Der Journalist Clemens Bomsdorf führt durch die Ausstellung „Erró. Porträt und Landschaft“ und gibt sowohl Einblicke in das Werk des Künstlers als auch in das Land Island, wie er es als Nordeuropa-Korrespondent kennen und schätzen gelernt hat.

Seine erste Begegnung mit Erró hatte Bomsdorf bereits vor Jahren: „Es war – beinahe natürlich – auf Island. Und zwar im Hafnarhus.“ Dieses Museum für zeitgenössische Kunst in Reykjavik ist im Besitz einer umfangreichen Erró-Sammlung. „Wie heute, faszinierte mich auch damals die visuelle Vielfalt in seinem Werk, die mannigfachen politischen und kulturhistorischen Bezüge und die frische plakative Darstellung, die jedoch nie in Plattitüden abdriftet.“

Ein versteckter Hinweis auf die Heimat

Ein wichtiger Bestandteil von Errós Werk sind die in der SCHIRN ausgestellten „Scapes“. Sie bestehen vor allem aus einer abstrakten Landschaft mit niedrigem Horizont. Es sind Welten, in denen sich zahlreiche Individuen einer Art versammeln. Von inneren Organen über Flugzeuge bis hin zu Comic-Helden findet sich darin eine unüberschaubare Vielfalt ein und desselben Motivs. So reihen sich in „Birdscape“ farbenfrohe Vogelscharen aneinander. Zwischen ihnen hat ganz im Bildvordergrund auch der bekannteste Vogel Islands seinen Platz gefunden – der Papageitaucher. Wie in diesem Bild verhält es sich mit vielen Bildern Errós: immer wieder lässt sich ein versteckter Hinweis auf seine Heimat Island finden.

Jenseits der Grenzen

Errós motivische Vielfalt spiegelt sich auch in seiner Arbeitsweise wider, die jenseits der klassischen Genregrenzen liegt.
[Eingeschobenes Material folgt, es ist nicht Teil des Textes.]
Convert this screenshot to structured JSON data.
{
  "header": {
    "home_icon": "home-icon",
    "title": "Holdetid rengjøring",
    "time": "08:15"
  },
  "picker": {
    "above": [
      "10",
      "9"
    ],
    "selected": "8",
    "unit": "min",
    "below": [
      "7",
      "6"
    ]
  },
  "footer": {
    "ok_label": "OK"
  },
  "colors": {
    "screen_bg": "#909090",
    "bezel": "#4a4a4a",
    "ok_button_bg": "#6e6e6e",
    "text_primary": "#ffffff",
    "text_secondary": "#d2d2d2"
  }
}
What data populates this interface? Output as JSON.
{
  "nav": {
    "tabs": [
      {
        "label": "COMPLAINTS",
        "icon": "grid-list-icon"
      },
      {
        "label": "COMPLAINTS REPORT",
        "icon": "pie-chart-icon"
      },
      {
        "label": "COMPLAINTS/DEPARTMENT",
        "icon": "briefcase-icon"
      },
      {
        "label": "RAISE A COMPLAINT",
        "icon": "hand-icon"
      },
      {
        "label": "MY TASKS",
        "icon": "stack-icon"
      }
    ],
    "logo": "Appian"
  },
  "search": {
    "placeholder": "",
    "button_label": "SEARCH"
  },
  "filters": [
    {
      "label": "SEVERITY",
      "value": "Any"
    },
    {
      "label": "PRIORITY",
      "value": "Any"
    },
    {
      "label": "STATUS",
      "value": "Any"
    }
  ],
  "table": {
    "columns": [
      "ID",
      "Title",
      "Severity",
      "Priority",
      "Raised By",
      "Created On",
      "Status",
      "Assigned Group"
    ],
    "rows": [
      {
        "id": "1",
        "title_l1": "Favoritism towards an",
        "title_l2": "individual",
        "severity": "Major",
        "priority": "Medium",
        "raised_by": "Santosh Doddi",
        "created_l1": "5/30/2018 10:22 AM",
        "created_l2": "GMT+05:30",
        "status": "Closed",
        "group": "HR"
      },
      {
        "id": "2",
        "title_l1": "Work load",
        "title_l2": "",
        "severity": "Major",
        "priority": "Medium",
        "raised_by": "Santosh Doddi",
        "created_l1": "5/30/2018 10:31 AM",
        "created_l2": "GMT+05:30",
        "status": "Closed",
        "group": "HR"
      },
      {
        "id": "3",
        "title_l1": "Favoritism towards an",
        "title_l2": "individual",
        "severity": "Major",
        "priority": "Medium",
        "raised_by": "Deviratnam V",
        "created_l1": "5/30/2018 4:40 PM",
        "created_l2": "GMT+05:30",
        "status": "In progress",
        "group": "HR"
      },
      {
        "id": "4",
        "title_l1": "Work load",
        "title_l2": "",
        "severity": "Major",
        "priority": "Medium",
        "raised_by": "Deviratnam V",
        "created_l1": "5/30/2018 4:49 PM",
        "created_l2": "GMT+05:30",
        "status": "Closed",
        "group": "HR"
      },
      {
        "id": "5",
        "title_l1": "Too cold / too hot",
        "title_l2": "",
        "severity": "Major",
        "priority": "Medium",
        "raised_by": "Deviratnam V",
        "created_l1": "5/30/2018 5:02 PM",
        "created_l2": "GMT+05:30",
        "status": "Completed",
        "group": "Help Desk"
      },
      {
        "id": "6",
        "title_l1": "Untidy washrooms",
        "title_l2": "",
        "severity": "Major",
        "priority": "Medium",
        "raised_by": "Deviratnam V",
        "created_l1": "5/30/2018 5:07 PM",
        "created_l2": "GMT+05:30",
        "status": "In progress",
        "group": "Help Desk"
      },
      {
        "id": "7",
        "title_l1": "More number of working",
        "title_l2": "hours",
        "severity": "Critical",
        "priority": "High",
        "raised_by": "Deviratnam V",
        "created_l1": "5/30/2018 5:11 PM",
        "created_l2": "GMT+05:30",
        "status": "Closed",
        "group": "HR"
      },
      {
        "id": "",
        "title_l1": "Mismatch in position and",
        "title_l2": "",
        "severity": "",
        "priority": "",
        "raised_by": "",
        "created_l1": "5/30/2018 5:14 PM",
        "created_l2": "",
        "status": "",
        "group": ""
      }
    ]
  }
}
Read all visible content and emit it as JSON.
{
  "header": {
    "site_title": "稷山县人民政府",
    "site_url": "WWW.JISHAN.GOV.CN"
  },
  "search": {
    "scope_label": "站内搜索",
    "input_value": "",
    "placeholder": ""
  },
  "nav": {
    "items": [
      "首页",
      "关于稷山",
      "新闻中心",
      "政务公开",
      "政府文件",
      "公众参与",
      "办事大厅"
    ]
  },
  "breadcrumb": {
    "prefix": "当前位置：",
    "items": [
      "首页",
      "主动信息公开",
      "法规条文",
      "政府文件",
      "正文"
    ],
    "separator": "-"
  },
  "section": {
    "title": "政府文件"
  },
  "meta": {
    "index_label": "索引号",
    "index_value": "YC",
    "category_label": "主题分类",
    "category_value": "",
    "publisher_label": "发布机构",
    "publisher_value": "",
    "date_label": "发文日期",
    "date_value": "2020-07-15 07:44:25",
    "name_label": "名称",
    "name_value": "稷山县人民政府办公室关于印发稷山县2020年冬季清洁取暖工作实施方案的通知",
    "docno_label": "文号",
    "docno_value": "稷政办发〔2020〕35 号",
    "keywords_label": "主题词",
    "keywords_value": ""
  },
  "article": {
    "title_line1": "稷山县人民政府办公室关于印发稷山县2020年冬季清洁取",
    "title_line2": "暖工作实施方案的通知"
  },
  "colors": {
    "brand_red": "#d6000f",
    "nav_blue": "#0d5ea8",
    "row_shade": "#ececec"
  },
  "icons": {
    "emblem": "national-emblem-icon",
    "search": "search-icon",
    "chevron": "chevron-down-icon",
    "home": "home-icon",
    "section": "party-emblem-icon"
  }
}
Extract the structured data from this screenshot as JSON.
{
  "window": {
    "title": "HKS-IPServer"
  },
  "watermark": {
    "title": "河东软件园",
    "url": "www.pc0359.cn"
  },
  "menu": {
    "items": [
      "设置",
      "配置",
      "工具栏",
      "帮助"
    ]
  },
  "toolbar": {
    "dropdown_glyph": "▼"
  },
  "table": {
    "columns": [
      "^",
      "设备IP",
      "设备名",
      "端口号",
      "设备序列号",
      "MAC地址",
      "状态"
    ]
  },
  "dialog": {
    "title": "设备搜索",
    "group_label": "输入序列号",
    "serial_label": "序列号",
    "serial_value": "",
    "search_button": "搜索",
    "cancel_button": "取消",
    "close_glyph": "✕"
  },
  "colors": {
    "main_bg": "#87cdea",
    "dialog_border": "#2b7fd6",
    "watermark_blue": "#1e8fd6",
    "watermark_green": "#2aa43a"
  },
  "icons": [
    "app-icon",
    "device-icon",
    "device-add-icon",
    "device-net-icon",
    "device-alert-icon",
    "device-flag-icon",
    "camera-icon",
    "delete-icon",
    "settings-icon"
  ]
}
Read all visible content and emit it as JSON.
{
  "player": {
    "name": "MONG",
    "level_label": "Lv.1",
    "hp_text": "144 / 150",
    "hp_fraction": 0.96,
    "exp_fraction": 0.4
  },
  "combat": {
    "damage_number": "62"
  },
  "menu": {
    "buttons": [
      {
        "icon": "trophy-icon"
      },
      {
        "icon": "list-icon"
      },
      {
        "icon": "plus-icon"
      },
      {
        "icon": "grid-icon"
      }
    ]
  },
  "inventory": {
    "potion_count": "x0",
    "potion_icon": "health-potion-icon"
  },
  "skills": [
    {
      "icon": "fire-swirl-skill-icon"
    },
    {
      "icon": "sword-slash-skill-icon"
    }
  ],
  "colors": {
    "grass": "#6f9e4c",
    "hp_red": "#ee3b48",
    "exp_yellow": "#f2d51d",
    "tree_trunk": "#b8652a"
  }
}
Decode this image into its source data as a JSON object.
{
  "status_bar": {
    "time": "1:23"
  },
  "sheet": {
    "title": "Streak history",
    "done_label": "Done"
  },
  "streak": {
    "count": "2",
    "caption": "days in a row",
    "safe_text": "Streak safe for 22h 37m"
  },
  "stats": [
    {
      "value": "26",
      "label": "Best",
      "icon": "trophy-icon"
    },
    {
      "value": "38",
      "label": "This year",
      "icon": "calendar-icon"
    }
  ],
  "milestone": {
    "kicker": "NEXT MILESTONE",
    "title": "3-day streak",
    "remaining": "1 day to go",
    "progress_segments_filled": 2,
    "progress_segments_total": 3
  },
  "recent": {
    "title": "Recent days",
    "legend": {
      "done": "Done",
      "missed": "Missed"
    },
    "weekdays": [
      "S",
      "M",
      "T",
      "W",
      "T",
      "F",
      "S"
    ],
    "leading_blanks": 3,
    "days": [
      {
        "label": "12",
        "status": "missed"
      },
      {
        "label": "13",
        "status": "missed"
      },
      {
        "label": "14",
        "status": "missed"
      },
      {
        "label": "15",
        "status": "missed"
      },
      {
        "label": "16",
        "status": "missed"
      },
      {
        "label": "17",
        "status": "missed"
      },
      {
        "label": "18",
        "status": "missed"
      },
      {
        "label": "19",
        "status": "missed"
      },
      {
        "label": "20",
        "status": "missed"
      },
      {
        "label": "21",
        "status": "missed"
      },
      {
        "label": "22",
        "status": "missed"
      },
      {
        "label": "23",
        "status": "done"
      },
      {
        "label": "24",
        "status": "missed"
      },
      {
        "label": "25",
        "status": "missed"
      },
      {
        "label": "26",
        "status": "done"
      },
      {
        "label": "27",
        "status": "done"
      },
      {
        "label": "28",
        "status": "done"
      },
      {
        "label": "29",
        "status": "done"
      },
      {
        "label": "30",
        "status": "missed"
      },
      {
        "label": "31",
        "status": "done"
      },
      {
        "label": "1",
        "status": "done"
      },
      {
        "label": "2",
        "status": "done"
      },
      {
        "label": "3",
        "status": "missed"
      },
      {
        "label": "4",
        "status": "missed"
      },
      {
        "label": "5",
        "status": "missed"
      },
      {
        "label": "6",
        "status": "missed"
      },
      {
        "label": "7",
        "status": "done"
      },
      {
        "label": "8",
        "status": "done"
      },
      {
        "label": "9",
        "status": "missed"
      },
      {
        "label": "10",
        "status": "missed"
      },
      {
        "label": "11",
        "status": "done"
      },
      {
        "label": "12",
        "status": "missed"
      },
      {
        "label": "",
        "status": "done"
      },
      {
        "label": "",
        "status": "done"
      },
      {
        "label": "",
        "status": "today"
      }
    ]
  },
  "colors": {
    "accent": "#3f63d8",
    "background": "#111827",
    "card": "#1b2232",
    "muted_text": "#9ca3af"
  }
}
In seinem Œuvre finden sich Film, Collage und Zeichnung. Wie Bomsdorf erklärt, ist das typisch für Island: „So wie viele Isländer mehrere Jobs haben, sind auch die isländischen Künstler in Musik, bildender Kunst und Theater zu Hause. Auf einer Insel mit so wenigen Einwohnern muss jeder notgedrungen mehrere Aufgaben übernehmen.“ Aufgrund dieser Notwendigkeit werden die strengen künstlerischen Genregrenzen gar nicht erst gezogen. Eine Freiheit, die sich auch Erró nimmt.

Vorbild statt Konkurrent

„Erró, der zwar stets als isländischer Künstler bezeichnet wird, hat seine Heimat als junger Mann verlassen und lebt seit Ende der 1950er-Jahre in Frankreich“, sagt Bomsdorf. „Zur Ausbildung verließen und verlassen nach wie vor viele isländische Künstler ihr Land, doch üblicherweise kehren sie irgendwann wieder dauerhaft zurück. Nicht so Erró. Er ist seiner Heimat zwar bis heute verbunden, aber, anders als etwa der isländische Maler Kjarval, im Grunde genommen ein echter Auswanderer.“ Jóhannes Sveinsson Kjarval (1885-1972) ist wohl der einzige, dessen Erfolg in Island mit dem Errós vergleichbar ist. Erró hat sich allerdings nicht nur in Island einen Namen gemacht, sondern erlangte internationalen Ruhm. Trotz der starken Präsenz Errós muss sich jedoch kein isländischer Künstler hinter ihm verstecken. Bomsdorf geht davon aus, „dass jeder Erró und sein Werk kennt, aber gleichzeitig die räumliche Distanz hilft, gar nicht erst in seinen Schatten zu geraten.“

Ein kleiner Exkurs zu Island

Überschrieben hat Bomsdorf seinen Rundgang durch die Ausstellung mit „ErroRscapes – zwischen Pop, Goebbels und Schlaraffenland“. „Und darum wird es gehen. Um Errós Motive, Bezüge und seinen Bildaufbau. Und natürlich gibt es einen kleinen Exkurs zu Island.“ Es wird viel zu entdecken geben!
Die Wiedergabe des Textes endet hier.